HIGH-TECH HOPE FOR THE HARD OF HEARING

Scientists searching for ways to restore hearing have been making a number of promising discoveries. 

By David Owen

When my mother’s mother was in her early twenties, a century ago, a suitor took her duck hunting in a rowboat on a lake near Austin, Texas, where she grew up. He steadied his shotgun by resting the barrel on her right shoulder—she was sitting in the bow—and when he fired he not only missed the duck but also permanently damaged her hearing, especially on that side. The loss became more severe as she got older, and by the time I was in college she was having serious trouble with telephones. (“I’m glad it’s not raining! ” I’d shout, for the third or fourth time, while my roommates snickered.) Her deafness probably contributed to one of her many eccentricities: ending phone conversations by suddenly hanging up.

I’m a grandparent myself now, and lots of people I know have hearing problems. A guy I played golf with last year came close to making a hole in one, then complained that no one in our foursome had complimented him on his shot—even though, a moment before, all three of us had complimented him on his shot. (We were walking behind him.) The man who cuts my wife’s hair began wearing two hearing aids recently, to compensate for damage that he attributes to years of exposure to professional-quality blow-dryers. My sister has hearing aids, too. She traces her problem to repeatedly listening at maximum volume to Anne’s Angry and Bitter Breakup Song Playlist, which she created while going through a divorce.

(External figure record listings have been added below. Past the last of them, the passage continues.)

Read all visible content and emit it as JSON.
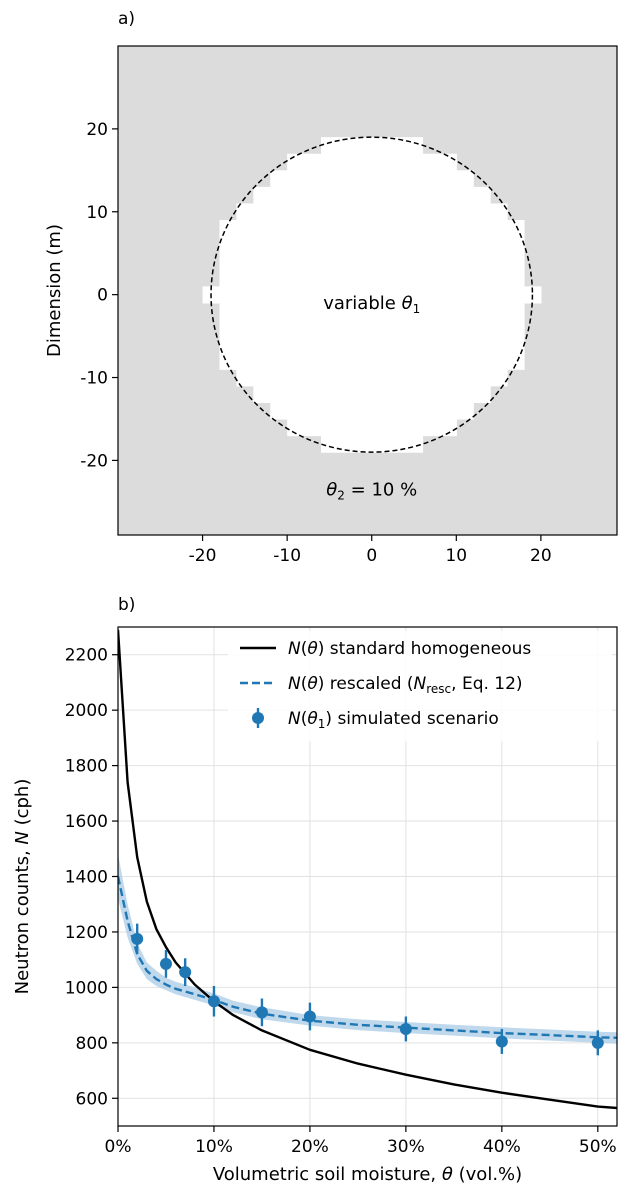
{
  "chart_data": [
    {
      "type": "heatmap",
      "panel_label": "a)",
      "ylabel": "Dimension (m)",
      "xlabel": "",
      "xlim": [
        -30,
        29
      ],
      "ylim": [
        -29,
        30
      ],
      "x_ticks": [
        -20,
        -10,
        0,
        10,
        20
      ],
      "x_tick_labels": [
        "-20",
        "-10",
        "0",
        "10",
        "20"
      ],
      "y_ticks": [
        20,
        10,
        0,
        -10,
        -20
      ],
      "y_tick_labels": [
        "20",
        "10",
        "0",
        "-10",
        "-20"
      ],
      "background_fill": "#dcdcdc",
      "inner_fill": "#ffffff",
      "circle": {
        "center": [
          0,
          0
        ],
        "radius": 19
      },
      "inner_label": {
        "text": "variable ",
        "symbol": "θ",
        "subscript": "1",
        "x": 0,
        "y": -1
      },
      "outer_label": {
        "symbol": "θ",
        "subscript": "2",
        "text": " = 10 %",
        "x": 0,
        "y": -23.5
      }
    },
    {
      "type": "line",
      "panel_label": "b)",
      "xlabel": {
        "text": "Volumetric soil moisture, ",
        "symbol": "θ",
        "after": " (vol.%)"
      },
      "ylabel": {
        "text": "Neutron counts, ",
        "symbol": "N",
        "after": " (cph)"
      },
      "xlim": [
        0,
        52
      ],
      "ylim": [
        500,
        2300
      ],
      "x_ticks": [
        0,
        10,
        20,
        30,
        40,
        50
      ],
      "x_tick_labels": [
        "0%",
        "10%",
        "20%",
        "30%",
        "40%",
        "50%"
      ],
      "y_ticks": [
        600,
        800,
        1000,
        1200,
        1400,
        1600,
        1800,
        2000,
        2200
      ],
      "y_tick_labels": [
        "600",
        "800",
        "1000",
        "1200",
        "1400",
        "1600",
        "1800",
        "2000",
        "2200"
      ],
      "grid": true,
      "legend_position": "top-right",
      "series": [
        {
          "legend_label": {
            "sym": "N",
            "arg": "θ",
            "rest": " standard homogeneous"
          },
          "style": "solid",
          "color": "#000000",
          "x": [
            0,
            1,
            2,
            3,
            4,
            5,
            6,
            7,
            8,
            10,
            12,
            15,
            20,
            25,
            30,
            35,
            40,
            45,
            50,
            52
          ],
          "y": [
            2290,
            1740,
            1470,
            1310,
            1210,
            1145,
            1090,
            1050,
            1010,
            950,
            900,
            845,
            775,
            725,
            685,
            650,
            620,
            595,
            570,
            565
          ]
        },
        {
          "legend_label": {
            "sym": "N",
            "arg": "θ",
            "rest": " rescaled (",
            "sub_sym": "N",
            "sub": "resc",
            "tail": ", Eq. 12)"
          },
          "style": "dashed",
          "color": "#1f77b4",
          "band_color": "#a9cbe6",
          "x": [
            0,
            1,
            2,
            3,
            4,
            5,
            6,
            7,
            8,
            10,
            12,
            15,
            20,
            25,
            30,
            35,
            40,
            45,
            50,
            52
          ],
          "y": [
            1400,
            1240,
            1120,
            1060,
            1030,
            1010,
            995,
            985,
            975,
            955,
            930,
            905,
            880,
            865,
            855,
            845,
            835,
            828,
            820,
            818
          ],
          "band_lower": [
            1320,
            1180,
            1085,
            1030,
            1005,
            990,
            975,
            965,
            955,
            935,
            910,
            885,
            862,
            846,
            835,
            826,
            816,
            808,
            800,
            797
          ],
          "band_upper": [
            1480,
            1300,
            1160,
            1090,
            1060,
            1035,
            1020,
            1010,
            1000,
            978,
            952,
            928,
            900,
            885,
            875,
            865,
            856,
            848,
            840,
            838
          ]
        },
        {
          "legend_label": {
            "sym": "N",
            "arg": "θ",
            "arg_sub": "1",
            "rest": " simulated scenario"
          },
          "style": "errorbar",
          "color": "#1f77b4",
          "x": [
            2,
            5,
            7,
            10,
            15,
            20,
            30,
            40,
            50
          ],
          "y": [
            1175,
            1085,
            1055,
            950,
            910,
            895,
            850,
            805,
            800
          ],
          "yerr": [
            55,
            50,
            50,
            55,
            50,
            50,
            45,
            45,
            45
          ]
        }
      ]
    }
  ]
}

My ears ring all the time—a condition called tinnitus. I blame China, because the ringing started, a decade ago, while I was recovering from a monthlong cold that I’d contracted while breathing the filthy air in Beijing, and whose symptoms were made worse by changes in cabin pressure during the long flight home. Tinnitus is almost always accompanied by hearing loss. My internist ordered an MRI, to make sure I didn’t have a brain tumor, and held up a vibrating tuning fork and asked me to tell him when I could no longer hear it. After a while, he leaned forward to make sure the tuning fork was still humming, since he himself could no longer hear it. (We’re about the same age.) There’s no cure for tinnitus. The ringing in my ears is constant, high-pitched, and fairly loud—it reminds me of the cicadas I listened to on sweltering summer nights when I was a kid—but I’m usually able to ignore it, unless I’m lying awake in bed or, as I discovered recently, writing about tinnitus.

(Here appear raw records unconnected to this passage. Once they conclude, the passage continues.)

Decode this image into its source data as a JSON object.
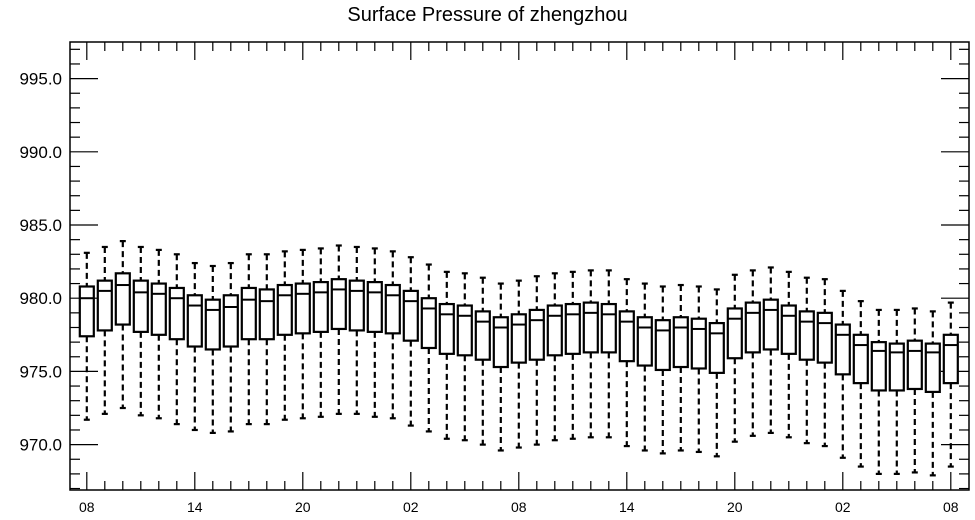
{
  "chart_data": {
    "type": "box",
    "title": "Surface Pressure of zhengzhou",
    "xlabel": "",
    "ylabel": "",
    "y_tick_labels": [
      "970.0",
      "975.0",
      "980.0",
      "985.0",
      "990.0",
      "995.0"
    ],
    "y_ticks": [
      970,
      975,
      980,
      985,
      990,
      995
    ],
    "ylim": [
      966.9,
      997.5
    ],
    "x_tick_labels": [
      "08",
      "14",
      "20",
      "02",
      "08",
      "14",
      "20",
      "02",
      "08"
    ],
    "x_tick_positions": [
      0,
      6,
      12,
      18,
      24,
      30,
      36,
      42,
      48
    ],
    "x_minor_step": 1,
    "grid": false,
    "boxes": [
      {
        "x": 0,
        "whisker_low": 971.7,
        "q1": 977.4,
        "median": 980.0,
        "q3": 980.8,
        "whisker_high": 983.1
      },
      {
        "x": 1,
        "whisker_low": 972.1,
        "q1": 977.8,
        "median": 980.5,
        "q3": 981.2,
        "whisker_high": 983.5
      },
      {
        "x": 2,
        "whisker_low": 972.5,
        "q1": 978.2,
        "median": 980.9,
        "q3": 981.7,
        "whisker_high": 983.9
      },
      {
        "x": 3,
        "whisker_low": 972.0,
        "q1": 977.7,
        "median": 980.4,
        "q3": 981.2,
        "whisker_high": 983.5
      },
      {
        "x": 4,
        "whisker_low": 971.8,
        "q1": 977.5,
        "median": 980.3,
        "q3": 981.0,
        "whisker_high": 983.3
      },
      {
        "x": 5,
        "whisker_low": 971.4,
        "q1": 977.2,
        "median": 980.0,
        "q3": 980.7,
        "whisker_high": 983.0
      },
      {
        "x": 6,
        "whisker_low": 971.0,
        "q1": 976.7,
        "median": 979.5,
        "q3": 980.2,
        "whisker_high": 982.4
      },
      {
        "x": 7,
        "whisker_low": 970.8,
        "q1": 976.5,
        "median": 979.2,
        "q3": 979.9,
        "whisker_high": 982.2
      },
      {
        "x": 8,
        "whisker_low": 970.9,
        "q1": 976.7,
        "median": 979.4,
        "q3": 980.2,
        "whisker_high": 982.4
      },
      {
        "x": 9,
        "whisker_low": 971.4,
        "q1": 977.2,
        "median": 979.9,
        "q3": 980.7,
        "whisker_high": 983.0
      },
      {
        "x": 10,
        "whisker_low": 971.4,
        "q1": 977.2,
        "median": 979.8,
        "q3": 980.6,
        "whisker_high": 983.0
      },
      {
        "x": 11,
        "whisker_low": 971.7,
        "q1": 977.5,
        "median": 980.2,
        "q3": 980.9,
        "whisker_high": 983.2
      },
      {
        "x": 12,
        "whisker_low": 971.8,
        "q1": 977.6,
        "median": 980.3,
        "q3": 981.0,
        "whisker_high": 983.3
      },
      {
        "x": 13,
        "whisker_low": 971.9,
        "q1": 977.7,
        "median": 980.4,
        "q3": 981.1,
        "whisker_high": 983.4
      },
      {
        "x": 14,
        "whisker_low": 972.1,
        "q1": 977.9,
        "median": 980.6,
        "q3": 981.3,
        "whisker_high": 983.6
      },
      {
        "x": 15,
        "whisker_low": 972.1,
        "q1": 977.8,
        "median": 980.5,
        "q3": 981.2,
        "whisker_high": 983.5
      },
      {
        "x": 16,
        "whisker_low": 971.9,
        "q1": 977.7,
        "median": 980.4,
        "q3": 981.1,
        "whisker_high": 983.4
      },
      {
        "x": 17,
        "whisker_low": 971.8,
        "q1": 977.6,
        "median": 980.2,
        "q3": 980.9,
        "whisker_high": 983.2
      },
      {
        "x": 18,
        "whisker_low": 971.3,
        "q1": 977.1,
        "median": 979.8,
        "q3": 980.5,
        "whisker_high": 982.8
      },
      {
        "x": 19,
        "whisker_low": 970.9,
        "q1": 976.6,
        "median": 979.3,
        "q3": 980.0,
        "whisker_high": 982.3
      },
      {
        "x": 20,
        "whisker_low": 970.4,
        "q1": 976.2,
        "median": 978.9,
        "q3": 979.6,
        "whisker_high": 981.8
      },
      {
        "x": 21,
        "whisker_low": 970.3,
        "q1": 976.1,
        "median": 978.8,
        "q3": 979.5,
        "whisker_high": 981.7
      },
      {
        "x": 22,
        "whisker_low": 970.0,
        "q1": 975.8,
        "median": 978.4,
        "q3": 979.1,
        "whisker_high": 981.4
      },
      {
        "x": 23,
        "whisker_low": 969.6,
        "q1": 975.3,
        "median": 978.0,
        "q3": 978.7,
        "whisker_high": 981.0
      },
      {
        "x": 24,
        "whisker_low": 969.8,
        "q1": 975.6,
        "median": 978.2,
        "q3": 978.9,
        "whisker_high": 981.2
      },
      {
        "x": 25,
        "whisker_low": 970.0,
        "q1": 975.8,
        "median": 978.5,
        "q3": 979.2,
        "whisker_high": 981.5
      },
      {
        "x": 26,
        "whisker_low": 970.3,
        "q1": 976.1,
        "median": 978.8,
        "q3": 979.5,
        "whisker_high": 981.7
      },
      {
        "x": 27,
        "whisker_low": 970.4,
        "q1": 976.2,
        "median": 978.9,
        "q3": 979.6,
        "whisker_high": 981.8
      },
      {
        "x": 28,
        "whisker_low": 970.5,
        "q1": 976.3,
        "median": 979.0,
        "q3": 979.7,
        "whisker_high": 981.9
      },
      {
        "x": 29,
        "whisker_low": 970.5,
        "q1": 976.3,
        "median": 978.9,
        "q3": 979.6,
        "whisker_high": 981.9
      },
      {
        "x": 30,
        "whisker_low": 969.9,
        "q1": 975.7,
        "median": 978.4,
        "q3": 979.1,
        "whisker_high": 981.3
      },
      {
        "x": 31,
        "whisker_low": 969.6,
        "q1": 975.4,
        "median": 978.0,
        "q3": 978.7,
        "whisker_high": 981.0
      },
      {
        "x": 32,
        "whisker_low": 969.4,
        "q1": 975.1,
        "median": 977.8,
        "q3": 978.5,
        "whisker_high": 980.8
      },
      {
        "x": 33,
        "whisker_low": 969.6,
        "q1": 975.3,
        "median": 978.0,
        "q3": 978.7,
        "whisker_high": 980.9
      },
      {
        "x": 34,
        "whisker_low": 969.5,
        "q1": 975.2,
        "median": 977.9,
        "q3": 978.6,
        "whisker_high": 980.8
      },
      {
        "x": 35,
        "whisker_low": 969.2,
        "q1": 974.9,
        "median": 977.6,
        "q3": 978.3,
        "whisker_high": 980.6
      },
      {
        "x": 36,
        "whisker_low": 970.2,
        "q1": 975.9,
        "median": 978.6,
        "q3": 979.3,
        "whisker_high": 981.6
      },
      {
        "x": 37,
        "whisker_low": 970.6,
        "q1": 976.3,
        "median": 979.0,
        "q3": 979.7,
        "whisker_high": 981.9
      },
      {
        "x": 38,
        "whisker_low": 970.8,
        "q1": 976.5,
        "median": 979.2,
        "q3": 979.9,
        "whisker_high": 982.1
      },
      {
        "x": 39,
        "whisker_low": 970.5,
        "q1": 976.2,
        "median": 978.8,
        "q3": 979.5,
        "whisker_high": 981.8
      },
      {
        "x": 40,
        "whisker_low": 970.1,
        "q1": 975.8,
        "median": 978.4,
        "q3": 979.1,
        "whisker_high": 981.4
      },
      {
        "x": 41,
        "whisker_low": 969.9,
        "q1": 975.6,
        "median": 978.3,
        "q3": 979.0,
        "whisker_high": 981.3
      },
      {
        "x": 42,
        "whisker_low": 969.1,
        "q1": 974.8,
        "median": 977.5,
        "q3": 978.2,
        "whisker_high": 980.5
      },
      {
        "x": 43,
        "whisker_low": 968.5,
        "q1": 974.2,
        "median": 976.8,
        "q3": 977.5,
        "whisker_high": 979.8
      },
      {
        "x": 44,
        "whisker_low": 968.0,
        "q1": 973.7,
        "median": 976.4,
        "q3": 977.0,
        "whisker_high": 979.2
      },
      {
        "x": 45,
        "whisker_low": 968.0,
        "q1": 973.7,
        "median": 976.3,
        "q3": 976.9,
        "whisker_high": 979.2
      },
      {
        "x": 46,
        "whisker_low": 968.1,
        "q1": 973.8,
        "median": 976.4,
        "q3": 977.1,
        "whisker_high": 979.3
      },
      {
        "x": 47,
        "whisker_low": 967.9,
        "q1": 973.6,
        "median": 976.3,
        "q3": 976.9,
        "whisker_high": 979.1
      },
      {
        "x": 48,
        "whisker_low": 968.5,
        "q1": 974.2,
        "median": 976.8,
        "q3": 977.5,
        "whisker_high": 979.7
      }
    ]
  }
}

Unlike taste buds and olfactory receptors, which the body replenishes continuously, the most delicate elements of the human auditory system don’t regenerate. The National Center for Health Statistics has estimated that thirty-seven million American adults have lost some hearing, and, according to the National Academy of Sciences, hearing loss is, worldwide, the “fifth leading cause of years lived with disability.” Hearing problems can lead to social isolation and cognitive decline, both of which make getting older—itself a cause of hearing loss—seem worse than it does already.

In recent years, scientists searching for ways to restore hearing have made a number of promising discoveries. There are also increasingly effective methods of preventing damage in the first place, and of compensating for it once it’s occurred. The natural human tendency, though, is to do nothing and hope for the best, usually while pretending that nothing is wrong. (People who notice they’re having hearing problems typically wait more than ten years before doing anything about them.) I recently heard a joke about a man who was worried his wife was going deaf. He told his doctor, who suggested a simple test. When the man got home, he stood at the door of the kitchen, where his wife was at the stove, and asked, “Honey, what’s for dinner?” She didn’t respond, so he moved closer and asked again. She still didn’t respond, so he stood directly behind her and asked one more time. She turned around and snapped, “For the third time, chicken!”